Counterpoint Winter 2018 • News • Page 7
MONTPELIER – The University of Vermont Health Network reported in late November that, according to its analysis, between 29 and 35 new psychiatric hospital beds are needed in Vermont. It has determined that these additional beds would prevent patients from being denied care or from having to wait for admissions.
During the public comments that followed the presentation before the Green Mountain Care Board, several people questioned whether the analysis had adequately considered community supports that could prevent hospitalization or enable discharges sooner.
The GMCB is overseeing proposed construction of new inpatient beds located at the Central Vermont Medical Center campus of the UVM network. The network’s executives told the board it is ready to begin the next phase, which is to consider how the programming for the new CVMC capacity will be developed.
Eli Toohey, the executive director of Another Way, asked how the medical center would enhance peer services as a way to reduce the need for hospital stays.
She pointed to a report from the Department of Mental Health last year that said more should be invested in peer respite programs, peer community centers, peer-supported housing, and peer support in emergency departments.
Another Way is a peer-run center in Montpelier.
Julie Tessler from Vermont Care Partners – the organization of community mental health centers – said that more analysis was needed for the broader system of mental health care to explore whether less hospital use was possible.
She gave the example of elderly patients, who sometimes stay for as long as a year in a hospital bed because of the lack of an adequate geriatric program.
“I wouldn’t want to go full throttle ahead” in deciding on the number of new hospital beds without knowing that resources were being invested wisely, Tessler said.
Ken Libertoff, the retired executive director of the Vermont Association for Mental Health, gave strong praise to the GMCB and to the network for their leadership in addressing the issue as a health care system problem, rather than asserting that psychiatric care was too complex, or patients were too acute, and had to be left for the state to address.
He then challenged both about the lack of community services.
Building new inpatient capacity without addressing community support creates “the potential of continued gridlock,” no matter how many beds are built, he said.
The chief executive officer for the network, John Brumsted, MD, told Libertoff that he recognizes the inpatient bed proposal “is just one sliver” of what needs to be done.
“There are many other issues that we need collaboratively to address,” he said.
He said the presentation was to update the board on its analysis of “what the true statewide need is for adult inpatient psychiatry beds” as “one piece of a much bigger set of problems.”
The next phase, he said, will be to determine how much of that need could be met within the project planned for CVMC. The full number of beds needed likely will not be able to be built at that location because of federal rules limiting size, Brumsted said.
Network staff took the board through a slide presentation developed earlier in the fall that showed the steps it took to arrive at the 29-35 bed number.
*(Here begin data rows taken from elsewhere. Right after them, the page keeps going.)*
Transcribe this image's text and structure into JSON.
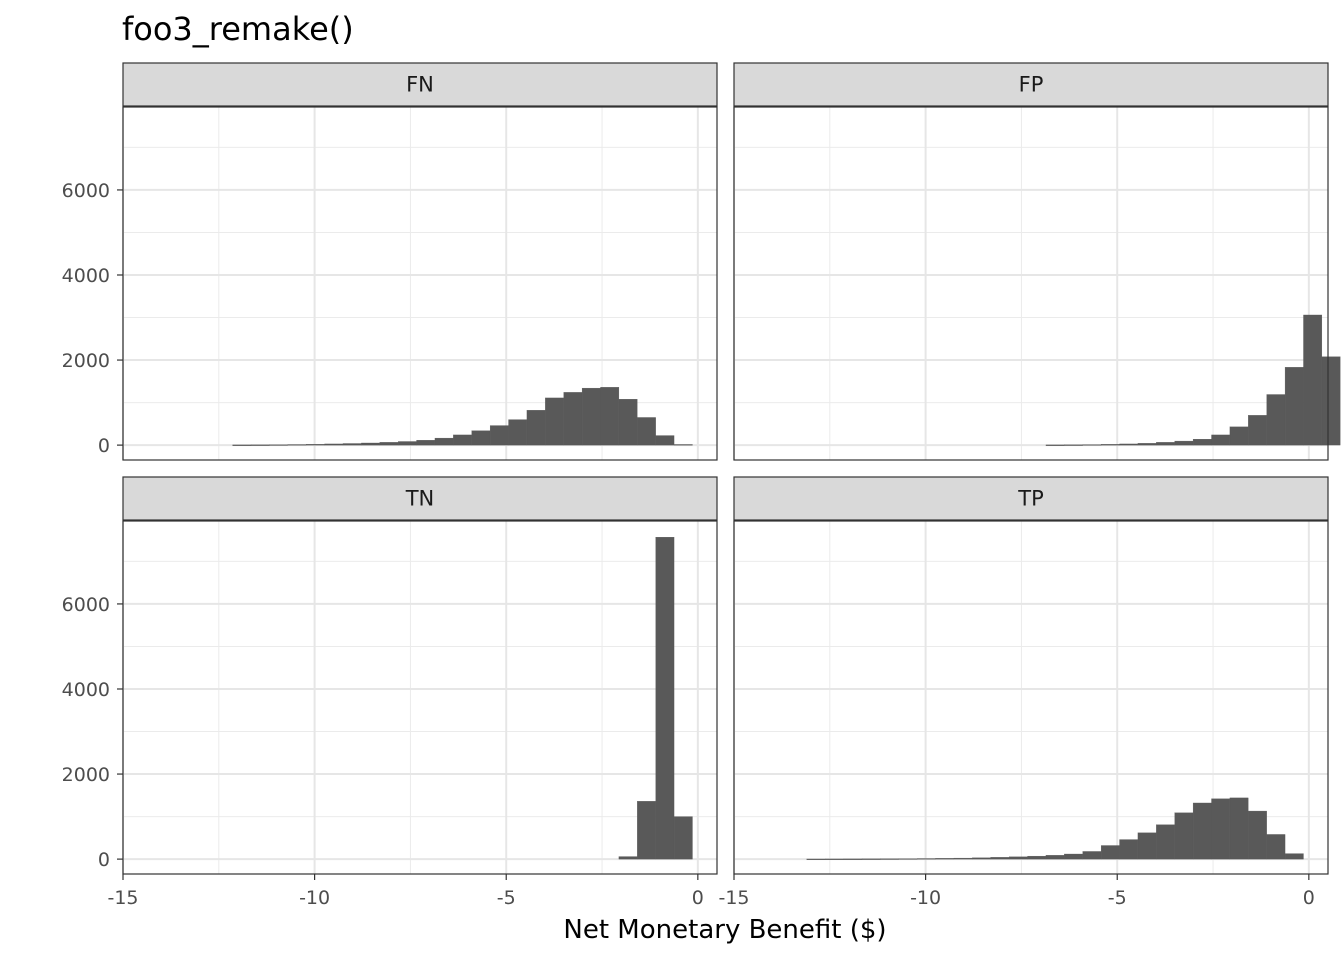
{
  "chart_data": {
    "type": "bar",
    "title": "foo3_remake()",
    "xlabel": "Net Monetary Benefit ($)",
    "ylabel": "",
    "xlim": [
      -15,
      0.5
    ],
    "ylim": [
      -350,
      7950
    ],
    "x_ticks": [
      -15,
      -10,
      -5,
      0
    ],
    "x_tick_labels": [
      "-15",
      "-10",
      "-5",
      "0"
    ],
    "y_ticks": [
      0,
      2000,
      4000,
      6000
    ],
    "y_tick_labels": [
      "0",
      "2000",
      "4000",
      "6000"
    ],
    "grid": true,
    "legend": "none",
    "bar_color": "#595959",
    "bin_width": 0.48,
    "panels": [
      {
        "name": "FN",
        "bins": [
          {
            "x": -11.9,
            "count": 5
          },
          {
            "x": -11.42,
            "count": 7
          },
          {
            "x": -10.94,
            "count": 10
          },
          {
            "x": -10.46,
            "count": 14
          },
          {
            "x": -9.98,
            "count": 20
          },
          {
            "x": -9.5,
            "count": 28
          },
          {
            "x": -9.02,
            "count": 38
          },
          {
            "x": -8.54,
            "count": 50
          },
          {
            "x": -8.06,
            "count": 65
          },
          {
            "x": -7.58,
            "count": 85
          },
          {
            "x": -7.1,
            "count": 115
          },
          {
            "x": -6.62,
            "count": 165
          },
          {
            "x": -6.14,
            "count": 240
          },
          {
            "x": -5.66,
            "count": 340
          },
          {
            "x": -5.18,
            "count": 460
          },
          {
            "x": -4.7,
            "count": 600
          },
          {
            "x": -4.22,
            "count": 820
          },
          {
            "x": -3.74,
            "count": 1110
          },
          {
            "x": -3.26,
            "count": 1240
          },
          {
            "x": -2.78,
            "count": 1340
          },
          {
            "x": -2.3,
            "count": 1360
          },
          {
            "x": -1.82,
            "count": 1080
          },
          {
            "x": -1.34,
            "count": 650
          },
          {
            "x": -0.86,
            "count": 225
          },
          {
            "x": -0.38,
            "count": 15
          }
        ]
      },
      {
        "name": "FP",
        "bins": [
          {
            "x": -6.62,
            "count": 5
          },
          {
            "x": -6.14,
            "count": 8
          },
          {
            "x": -5.66,
            "count": 12
          },
          {
            "x": -5.18,
            "count": 18
          },
          {
            "x": -4.7,
            "count": 28
          },
          {
            "x": -4.22,
            "count": 42
          },
          {
            "x": -3.74,
            "count": 65
          },
          {
            "x": -3.26,
            "count": 95
          },
          {
            "x": -2.78,
            "count": 140
          },
          {
            "x": -2.3,
            "count": 240
          },
          {
            "x": -1.82,
            "count": 430
          },
          {
            "x": -1.34,
            "count": 700
          },
          {
            "x": -0.86,
            "count": 1190
          },
          {
            "x": -0.38,
            "count": 1830
          },
          {
            "x": 0.1,
            "count": 3060
          },
          {
            "x": 0.58,
            "count": 2080
          }
        ]
      },
      {
        "name": "TN",
        "bins": [
          {
            "x": -1.82,
            "count": 60
          },
          {
            "x": -1.34,
            "count": 1360
          },
          {
            "x": -0.86,
            "count": 7570
          },
          {
            "x": -0.38,
            "count": 1000
          }
        ]
      },
      {
        "name": "TP",
        "bins": [
          {
            "x": -12.86,
            "count": 3
          },
          {
            "x": -12.38,
            "count": 4
          },
          {
            "x": -11.9,
            "count": 5
          },
          {
            "x": -11.42,
            "count": 7
          },
          {
            "x": -10.94,
            "count": 9
          },
          {
            "x": -10.46,
            "count": 11
          },
          {
            "x": -9.98,
            "count": 14
          },
          {
            "x": -9.5,
            "count": 18
          },
          {
            "x": -9.02,
            "count": 24
          },
          {
            "x": -8.54,
            "count": 32
          },
          {
            "x": -8.06,
            "count": 42
          },
          {
            "x": -7.58,
            "count": 55
          },
          {
            "x": -7.1,
            "count": 70
          },
          {
            "x": -6.62,
            "count": 90
          },
          {
            "x": -6.14,
            "count": 120
          },
          {
            "x": -5.66,
            "count": 180
          },
          {
            "x": -5.18,
            "count": 320
          },
          {
            "x": -4.7,
            "count": 460
          },
          {
            "x": -4.22,
            "count": 620
          },
          {
            "x": -3.74,
            "count": 810
          },
          {
            "x": -3.26,
            "count": 1090
          },
          {
            "x": -2.78,
            "count": 1320
          },
          {
            "x": -2.3,
            "count": 1420
          },
          {
            "x": -1.82,
            "count": 1440
          },
          {
            "x": -1.34,
            "count": 1130
          },
          {
            "x": -0.86,
            "count": 580
          },
          {
            "x": -0.38,
            "count": 130
          }
        ]
      }
    ]
  }
}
The report said that with those beds added, it was projected that 97 percent of the time there would be no delay for an inpatient bed when needed.
Data staff gathered detailed information from emergency room and admissions records at the UVM Medical Center in Burlington and CVMC in Berlin, which are both network members.
They then gathered broader information from the other two general hospitals that have psychiatric units (Rutland Regional Medical Center and the Windham Center at Springfield Hospital) and from the two freestanding hospitals (the state-run Vermont Psychiatric Care Hospital in Berlin and the Brattleboro Retreat) as well as from emergency rooms around the state.
The first number set was termed “beds to reduce days,” which assessed how many days people had waited in emergency rooms before being admitted, and how many added beds would prevent those delays. That estimate was five to nine beds.
They then looked at “beds for unmet need,” which was for patients who came to the emergency room and met criteria for admission but stabilized and were discharged before a bed became available.
According to the presentation, the review of records showed that, overall, people in the emergency room for less than 12 hours had not needed admission, so they were not included in the count. On the other hand, a majority of those who waited more than 28 hours had met criteria for admission, so those patients were counted as having an unmet need.
Among all those who waited between 12 and 28 hours before being discharged, one in five would have been admitted if a bed were available, the assessment concluded.
Putting those counts together, they estimated an additional 18-20 beds were required for the “unmet need” category.
The data staff then used national experts regarding future trends, which project a 4 percent increase in hospitalizations over the next 10 years, which would equal another six beds.
The report noted that there were many people who waited for hours or days in the emergency room who were not assessed to need admission, and those waits would not change through the addition of hospital beds.
It estimated that the new beds would reduce the number of people in a mental health crisis waiting for care in emergency rooms around the state by about 55 percent.
All of the analysis for the number of additional beds assumed that nothing would change within the current system, UVM executives said. It did not look at whether need could be reduced if new community programs were developed, or whether need would increase if the expected loss of federal funding occurs for current hospital beds at the Retreat and VPCH, they said. The state has been told that an exemption is being phased out that allows them to receive funds despite being unattached to a medical hospital.
Brumsted said he believed the number that was identified was very conservative, even with future steps to help decrease hospital use.
“We think there are things we can do much better,” he said, but “I doubt that we will get below that number.”